Jack Sterne, the spokesperson for Democratic candidate Letitia James, issued the following statement: "Keith Wofford can't have it both ways. He can't claim he wants to address the opioid epidemic while profiting off the crisis through his Wall Street law firm. Lives are at stake -- and this blatant conflict of interest is exactly why we called on Mr. Wofford and his law firm to disclose their full client list."

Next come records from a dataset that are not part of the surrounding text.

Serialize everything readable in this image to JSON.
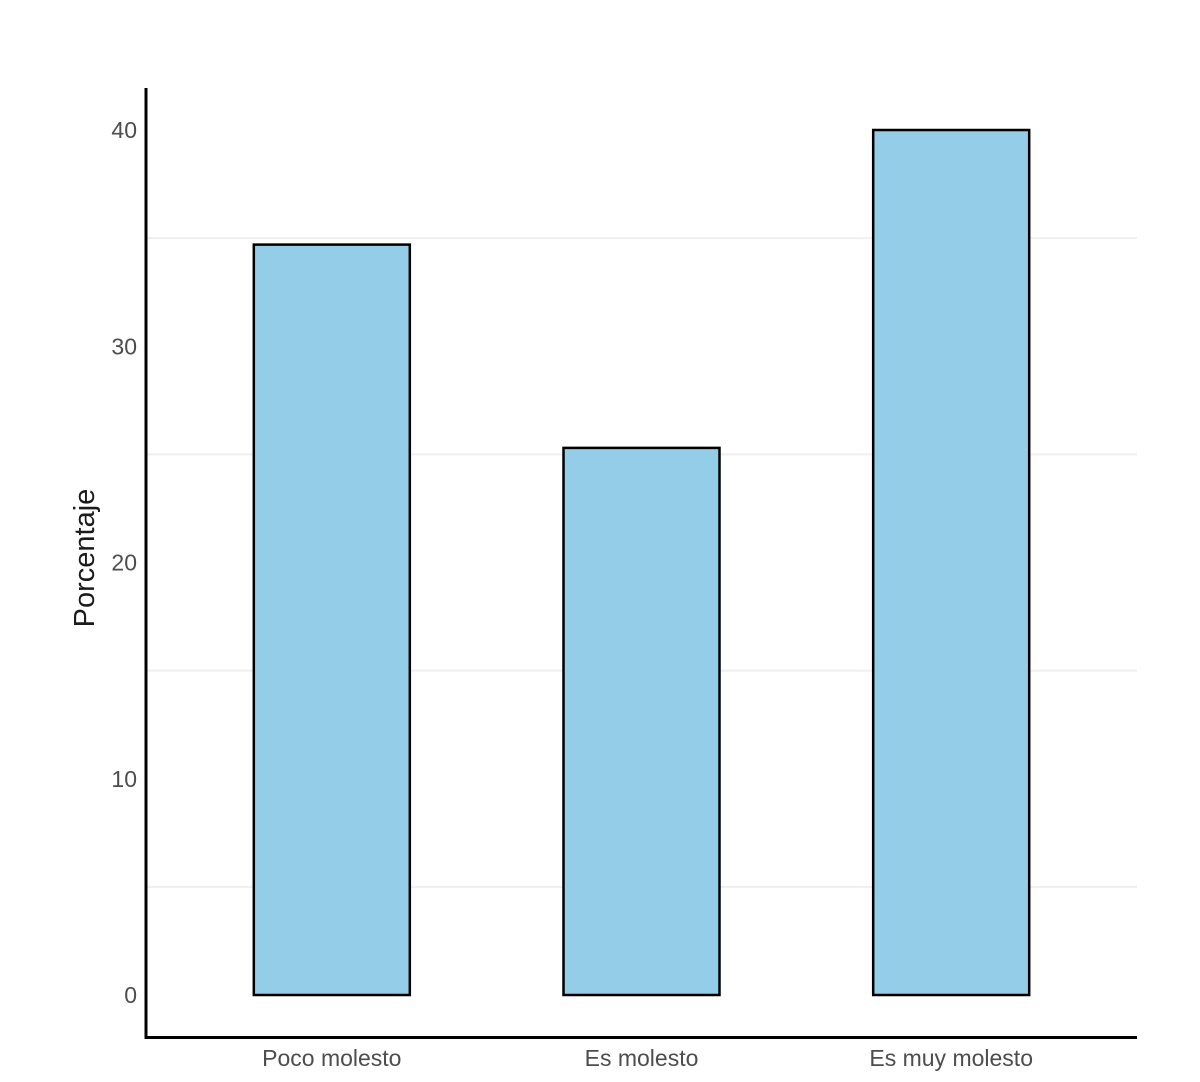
{
  "chart_data": {
    "type": "bar",
    "title": "",
    "xlabel": "",
    "ylabel": "Porcentaje",
    "categories": [
      "Poco molesto",
      "Es molesto",
      "Es muy molesto"
    ],
    "values": [
      34.7,
      25.3,
      40.0
    ],
    "yticks": [
      0,
      10,
      20,
      30,
      40
    ],
    "minor_gridlines": [
      5,
      15,
      25,
      35
    ],
    "ylim": [
      0,
      42
    ],
    "grid": "horizontal-minor-only",
    "legend": "none",
    "colors": {
      "background": "#FFFFFF",
      "bar_fill": "#93CDE8",
      "bar_stroke": "#000000",
      "axis_line": "#000000",
      "gridline": "#EFEFEF",
      "tick_label": "#4D4D4D",
      "axis_title": "#1B1B1B"
    }
  }
}
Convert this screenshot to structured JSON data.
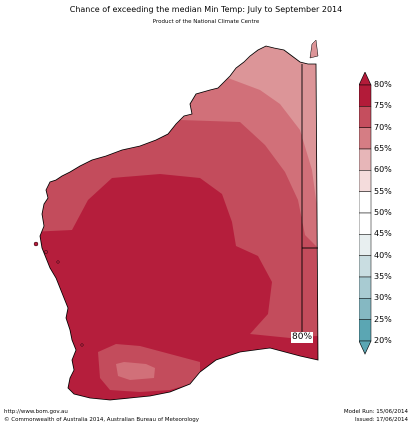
{
  "header": {
    "title": "Chance of exceeding the median Min Temp: July to September 2014",
    "subtitle": "Product of the National Climate Centre"
  },
  "map": {
    "contour_label": "80%",
    "region_colors": {
      "very_high": "#b51e3c",
      "high": "#c34c5c",
      "medium_high": "#d17079",
      "medium": "#dc9598",
      "border": "#000000"
    }
  },
  "legend": {
    "labels": [
      "80%",
      "75%",
      "70%",
      "65%",
      "60%",
      "55%",
      "50%",
      "45%",
      "40%",
      "35%",
      "30%",
      "25%",
      "20%"
    ],
    "colors": [
      "#b31b39",
      "#c54e5e",
      "#d57d84",
      "#e7b6b8",
      "#f4dcdc",
      "#ffffff",
      "#ffffff",
      "#e8eff0",
      "#c9dde1",
      "#a8cbd2",
      "#85b8c2",
      "#5ba6b3"
    ],
    "top_arrow_color": "#b31b39",
    "bottom_arrow_color": "#5ba6b3"
  },
  "footer": {
    "url": "http://www.bom.gov.au",
    "copyright": "©  Commonwealth of Australia 2014, Australian Bureau of Meteorology",
    "model_run": "Model Run: 15/06/2014",
    "issued": "Issued: 17/06/2014"
  }
}
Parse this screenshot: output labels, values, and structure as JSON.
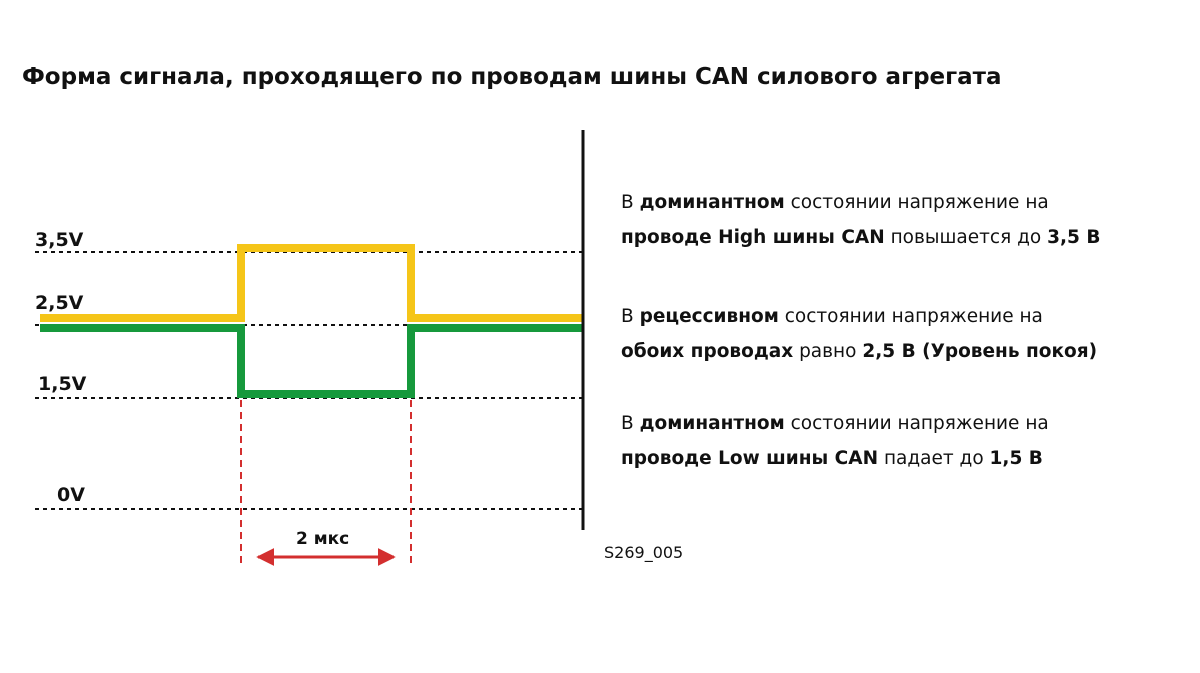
{
  "title": "Форма сигнала, проходящего по проводам шины CAN силового агрегата",
  "chart_data": {
    "type": "line",
    "levels": [
      "3,5V",
      "2,5V",
      "1,5V",
      "0V"
    ],
    "series": [
      {
        "line": "can-high",
        "color": "#f5c518",
        "values_v": [
          2.5,
          3.5,
          2.5
        ]
      },
      {
        "line": "can-low",
        "color": "#16993c",
        "values_v": [
          2.5,
          1.5,
          2.5
        ]
      }
    ],
    "duration_label": "2 мкс",
    "code": "S269_005"
  },
  "descriptions": [
    {
      "line1": {
        "t1": "В ",
        "b1": "доминантном",
        "t2": " состоянии напряжение на"
      },
      "line2": {
        "b1": "проводе High шины CAN",
        "t2": " повышается до ",
        "b2": "3,5 В",
        "t3": ""
      }
    },
    {
      "line1": {
        "t1": "В ",
        "b1": "рецессивном",
        "t2": " состоянии напряжение на"
      },
      "line2": {
        "b1": "обоих проводах",
        "t2": " равно ",
        "b2": "2,5 В (Уровень покоя)",
        "t3": ""
      }
    },
    {
      "line1": {
        "t1": "В ",
        "b1": "доминантном",
        "t2": " состоянии напряжение на"
      },
      "line2": {
        "b1": "проводе Low шины CAN",
        "t2": " падает до ",
        "b2": "1,5 В",
        "t3": ""
      }
    }
  ],
  "colors": {
    "high": "#f5c518",
    "low": "#16993c",
    "marker": "#d32f2f",
    "axis": "#111111"
  }
}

James was in Sleepy Hollow on Wednesday, promoting her policy for protecting New York's water supply. Her campaign forwarded her stance on the opioid crisis and her plans for tackling it if elected. They include appointing a Special Counsel to handle opioid-related matters, broadening litigation to hold pharmaceutical companies and physicians more accountable for harmful effects, addressing conflicts of interests among doctors who may receive financial incentives for prescribing painkillers and upholding the state's Opioid Stewardship Act. She would use money collected in settlements and penalties to support treatment centers and compensate the families of victims.
Wofford, when asked about claims of conflict of interest, denied any improper involvement with the Purdue Pharma case.
"I personally never have worked for them," he said. "I'm severing all my ties with my law firm when I'm elected, so that's not really going to be an issue at all."
Erie County officials have reported a trend suggesting that for the second year, opioid-related deaths will decrease. In 2016, 301 cases were recorded. State Senator Jacobs, while welcoming the news and crediting the county's task force for its work to tackle opioid addiction, stated that Erie County is an exception to the problem in New York State.
"Unfortunately, the rest of the state doesn't seem to be along that," he said. "It's great that it's heading down. I hope that's a trend, long-term. But I was at a wake last week. There's no solace to that family that there's a downward trend. As long as we're losing hundreds of lives still, this is the public health crisis of our generation."